Il titolo III della Costituzione disciplina in generale i
rapporti economici e contiene le disposizioni fondamentali in materia di rapporti di lavoro e di regime giuridico della proprietà.
L'affermazione dello
Stato sociale ed il riconoscimento dei suoi principi va integrata e resa compatibile con la logica dell'economia di mercato proclamata dal costituente.
Lo
sciopero si sostanzia in una astensione collettiva dal lavoro da parte di lavoratori subordinati e, di regola, viene indetto dai sindacati. Esso ha lo scopo di sollecitare migliori condizioni di lavoro (ad esempio in ordine alla retribuzione o all'orario di lavoro) ma può anche tendere a fini diversi, come quello di evitare licenziamenti, di contestare l'autorità (sciopero politico) o di sostenere le richieste di altri (sciopero di solidarietà).
Lo sciopero costituisce un diritto di libertà, cioè un diritto il cui esercizio non può essere limitato, nè può comportare alcuna sanzione da parte dell'ordinamento.
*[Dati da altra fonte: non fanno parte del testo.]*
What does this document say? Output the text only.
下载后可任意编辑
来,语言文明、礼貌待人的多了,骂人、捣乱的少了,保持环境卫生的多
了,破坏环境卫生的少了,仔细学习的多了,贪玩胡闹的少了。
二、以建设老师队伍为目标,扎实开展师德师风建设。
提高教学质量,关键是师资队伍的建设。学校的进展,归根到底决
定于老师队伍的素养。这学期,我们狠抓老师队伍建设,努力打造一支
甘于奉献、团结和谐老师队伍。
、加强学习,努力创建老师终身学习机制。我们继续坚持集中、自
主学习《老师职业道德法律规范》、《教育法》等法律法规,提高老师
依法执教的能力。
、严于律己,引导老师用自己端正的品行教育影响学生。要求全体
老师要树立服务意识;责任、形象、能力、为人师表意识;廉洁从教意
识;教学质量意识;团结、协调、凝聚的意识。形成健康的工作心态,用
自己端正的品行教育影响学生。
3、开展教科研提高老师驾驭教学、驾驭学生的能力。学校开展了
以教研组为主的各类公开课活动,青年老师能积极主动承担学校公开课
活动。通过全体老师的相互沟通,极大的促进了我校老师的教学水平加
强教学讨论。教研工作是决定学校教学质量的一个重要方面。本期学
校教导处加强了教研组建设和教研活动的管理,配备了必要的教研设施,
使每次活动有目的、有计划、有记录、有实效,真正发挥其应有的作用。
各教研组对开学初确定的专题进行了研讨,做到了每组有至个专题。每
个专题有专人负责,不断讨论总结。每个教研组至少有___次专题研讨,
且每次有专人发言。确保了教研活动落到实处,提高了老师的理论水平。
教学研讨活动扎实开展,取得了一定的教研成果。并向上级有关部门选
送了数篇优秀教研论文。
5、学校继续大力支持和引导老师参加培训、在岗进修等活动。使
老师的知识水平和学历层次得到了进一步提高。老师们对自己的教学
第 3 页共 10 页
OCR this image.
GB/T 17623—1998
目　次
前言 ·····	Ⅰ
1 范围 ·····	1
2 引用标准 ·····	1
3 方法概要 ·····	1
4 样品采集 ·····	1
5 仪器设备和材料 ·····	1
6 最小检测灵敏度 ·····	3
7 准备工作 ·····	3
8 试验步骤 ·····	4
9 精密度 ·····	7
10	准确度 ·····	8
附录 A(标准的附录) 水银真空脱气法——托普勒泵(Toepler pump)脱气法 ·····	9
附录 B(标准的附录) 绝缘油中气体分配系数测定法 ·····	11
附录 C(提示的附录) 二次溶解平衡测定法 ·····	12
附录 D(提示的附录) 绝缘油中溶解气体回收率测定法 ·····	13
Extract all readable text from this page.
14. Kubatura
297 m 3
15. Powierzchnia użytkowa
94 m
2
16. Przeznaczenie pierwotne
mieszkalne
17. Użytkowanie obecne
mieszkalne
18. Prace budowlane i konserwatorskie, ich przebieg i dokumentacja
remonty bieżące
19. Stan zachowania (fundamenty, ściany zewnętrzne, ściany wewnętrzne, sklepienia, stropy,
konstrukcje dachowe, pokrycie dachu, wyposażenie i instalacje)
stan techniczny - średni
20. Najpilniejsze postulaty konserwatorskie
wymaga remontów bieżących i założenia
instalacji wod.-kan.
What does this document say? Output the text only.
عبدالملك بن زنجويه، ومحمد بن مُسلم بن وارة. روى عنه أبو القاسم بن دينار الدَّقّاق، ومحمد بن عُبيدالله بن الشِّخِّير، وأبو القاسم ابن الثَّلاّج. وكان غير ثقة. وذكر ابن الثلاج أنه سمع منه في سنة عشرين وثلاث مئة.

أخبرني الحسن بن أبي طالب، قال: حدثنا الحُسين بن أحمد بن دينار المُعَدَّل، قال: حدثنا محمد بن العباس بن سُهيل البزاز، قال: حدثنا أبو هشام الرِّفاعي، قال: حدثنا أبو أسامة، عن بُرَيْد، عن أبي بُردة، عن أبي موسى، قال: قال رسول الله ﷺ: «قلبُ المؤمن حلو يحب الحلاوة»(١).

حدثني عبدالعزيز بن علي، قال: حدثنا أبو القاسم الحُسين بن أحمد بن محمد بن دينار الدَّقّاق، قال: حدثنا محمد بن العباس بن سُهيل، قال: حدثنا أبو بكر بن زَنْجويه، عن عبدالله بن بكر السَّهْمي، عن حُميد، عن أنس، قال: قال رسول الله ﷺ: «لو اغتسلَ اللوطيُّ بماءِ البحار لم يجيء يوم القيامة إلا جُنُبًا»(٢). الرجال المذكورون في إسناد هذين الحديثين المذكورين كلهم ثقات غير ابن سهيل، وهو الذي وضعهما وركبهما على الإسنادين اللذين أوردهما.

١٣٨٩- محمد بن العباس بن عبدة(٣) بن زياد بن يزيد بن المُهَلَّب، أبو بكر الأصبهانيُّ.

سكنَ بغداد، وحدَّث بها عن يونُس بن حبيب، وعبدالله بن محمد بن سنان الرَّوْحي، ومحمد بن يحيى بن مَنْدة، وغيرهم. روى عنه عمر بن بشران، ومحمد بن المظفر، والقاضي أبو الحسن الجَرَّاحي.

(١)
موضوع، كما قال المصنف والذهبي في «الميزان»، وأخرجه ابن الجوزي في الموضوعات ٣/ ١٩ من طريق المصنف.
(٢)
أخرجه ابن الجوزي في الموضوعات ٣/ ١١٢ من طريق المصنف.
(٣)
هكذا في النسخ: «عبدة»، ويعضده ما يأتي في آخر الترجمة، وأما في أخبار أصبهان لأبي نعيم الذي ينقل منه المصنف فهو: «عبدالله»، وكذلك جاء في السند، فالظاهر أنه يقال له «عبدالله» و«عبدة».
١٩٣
Inoltre si tratta di un diritto che la Costituzione non crea ma si limita a rilevare, in quanto preesiste ad essa, e di un
diritto soggettivo potestativo che, come tale, riguarda i rapporti tra lavoratore e datore di lavoro.
La legge ordinaria ha preso atto di tali aspetti e la normativa di riferimento è costituita dalla l. 15 luglio 1966, n. 604 (art. 1), dalla l. 20 maggio 1970, n. 300 (artt. 15, 16 e 28), dalla l. 11 maggio 1990, n. 108 (art. 3) nonchè, da ultimo, dal d.lgs. 4 marzo 2015, n. 23 (c.d.
Jobs Act). A livello comunitario lo sciopero è disciplinato dall'art. 28 della Carta dei diritti fondamentali dell'Unione Europea. Nessuna disciplina è invece prevista dalla costituzione per lo sciopero dei datori di lavoro (la serrata) che, quindi, deve ritenersi illegittimo.
Di regola lo sciopero viene indetto dalle organizzazioni sindacali ed è esercitato da una pluralità di lavoratori: del resto, si è sempre ritenuto che maggiore è l'adesione e più sono le possibilità di ottenere i risultati sperati. Tuttavia, formalmente, si tratta di un diritto individuale, di cui il singolo è titolare e che può scegliere liberamente di esercitare. Durante lo sciopero il rapporto di lavoro viene considerato sospeso, pertanto il lavoratore, che non percepisce la retribuzione, non ha responsabilità verso il datore di lavoro. Infine, si consideri che in base alla legge alcune categorie di lavoratori non possono scioperare (ad esempio i militari).
La prima
disciplina dello sciopero si è avuta solo con la l. 12 giugno 1990, n. 146. Prima di essa le esigenze di regolamentare lo sciopero nei servizi pubblici (garantendo comunque servizi minimi essenziali e la sua proclamazione dopo un congruo preavviso) erano state soddisfatte mediante autoregolamentazione che, però, non ottenne effetti positivi. Con la l. 146/1990 venne introdotto il principio per cui il diritto di sciopero nei servizi pubblici essenziali deve essere bilanciato con altri diritti costituzionalmente garantiti, come quello alla salute, ai trasporti, alle comunicazioni.
In caso di violazione della normativa che regola lo sciopero (ad esempio perchè non viene dato un preavviso congruo) questo può essere precettato da parte del Governo che può dunque ordinarne la revoca. Di recente la legge in questione è stata modificata dalla l. 11 aprile 2000, n. 83; tra le novità più importanti vi è l'estensione delle norme valevoli per lo sciopero a tutte le categorie di lavoratori, cioè anche a quelli non subordinati.
Anche a
livello penale, vi è stata una sostanziale abrogazione dei delitti di sciopero. L'anacronismo dei reati di in merito si è rivelato tale non solamente per il successivo mutamento del quadro sociale politico, ma anche e soprattutto per l'avvento della Costituzione.
Il diritto di sciopero è infatti espressamente riconosciuto dall'articolo
40 Cost., il quale ha di fatto reso inapplicabili i delitti di serrata e di sciopero, nonostante l'unico articolo effettivamente dichiarato incostituzionale sia il
502 c.p..
Ad oggi, dunque, risultano pienamente legittimi lo sciopero e la serrata di carattere economico per fini contrattuali, politici, di
solidarietà e di protesta.
Già nel 1962 la
Corte Costituzionale aveva sancito l'illegittimità di tale norma se applicata nei confronti degli scioperanti solidali, quando, per l'affinità degli interessi coinvolti, vi fosse da ritenere che il motivo sotteso allo sciopero fosse comune.